# A Super-Simple Neural Network Demo

In [None]:
import math
import tensorflow as tf
import numpy as np
from matplotlib import pyplot as plt
import matplotlib
from mpl_toolkits.mplot3d import Axes3D
%matplotlib inline

### Create some 2-dimensional data

In [None]:
def ground_truth(x,y):
    return (1.3*x-.5)*(1.3*x-.5) + (y-.5)*(y-.5) < .05

def createSamples(N, xl, xr, yu, yo, ground_truth, rnd=True):
    """
        ground_truth is a function that calculates the "true" label, given coordinates x and y
        Produce N samples in the rectangle [xl, xr, yu, yo] with the given ground_truth
    """
    if rnd:
        np.random.seed(1234)
        x = np.random.uniform(xl,xr,N)
        y = np.random.uniform(yu,yo,N)
    else:
        N = int(math.sqrt(N))
        dx = (xr - xl) / N
        dy = (yo - yu) / N
        field = np.array([(xl + dx * xs,yu + dy * ys) for xs in range(N) for ys in range(N)]).T
        x, y = field[0], field[1]

    c = ground_truth(x, y) * 1.0
    return x, y, c

In [None]:
# Before rerunning, close the previous session. Ignore error the very first time
try: 
    sess.close()
except NameError:
    print("Don't worry. Need to ignore this error once")
sess = tf.InteractiveSession()
FLAGS=lambda: None

### The 2-dimensional input data, classes are represented by colors

In [None]:
sx, sy, sc = createSamples(10000, 0, 1, 0, 1, ground_truth, rnd=False)
points=np.array([sx, sy])
tr_samples = points.T # Need transposed for use with Tensorflow

In [None]:
matplotlib.rcParams['figure.figsize'] = (8,8)
plt.scatter(sx, sy, c=sc, cmap="bwr", marker='.', s=1)

### The Neural Network
We'll be creating a simple feed-forward network with two hidden layers.

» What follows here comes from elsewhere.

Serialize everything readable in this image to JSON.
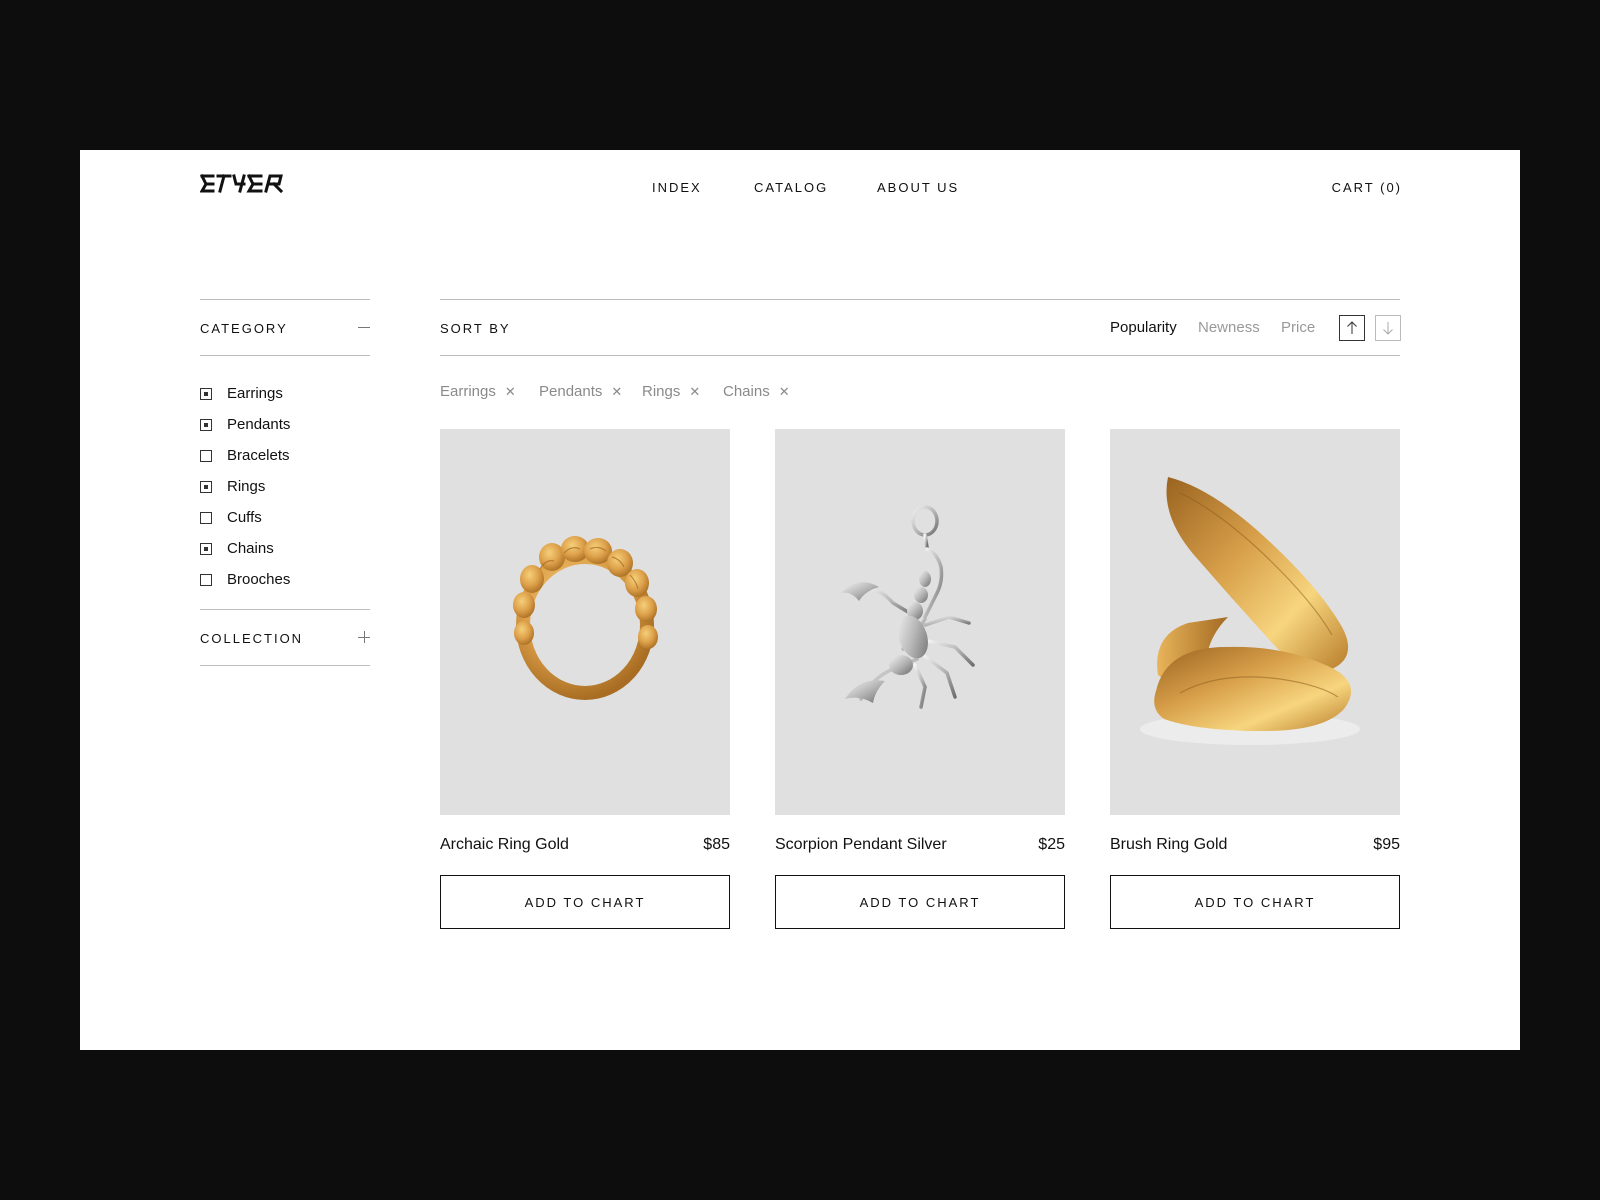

![NN](images/NN_2x3x3x2_small.png)

Our neural network will be defined as

$ f(x) = \Theta^{(3)} \cdot \sigma(\Theta^{(2)} \cdot \sigma(\Theta^{(1)} \cdot x + b^{(1)} ) + b^{(2)}) + b^{(3)}$

Note, that we omit the final non-linearity at this point. That's for mere technical reasons and doesn't change the story.

Below you see the neural network in code, featuring some illustrative initial values.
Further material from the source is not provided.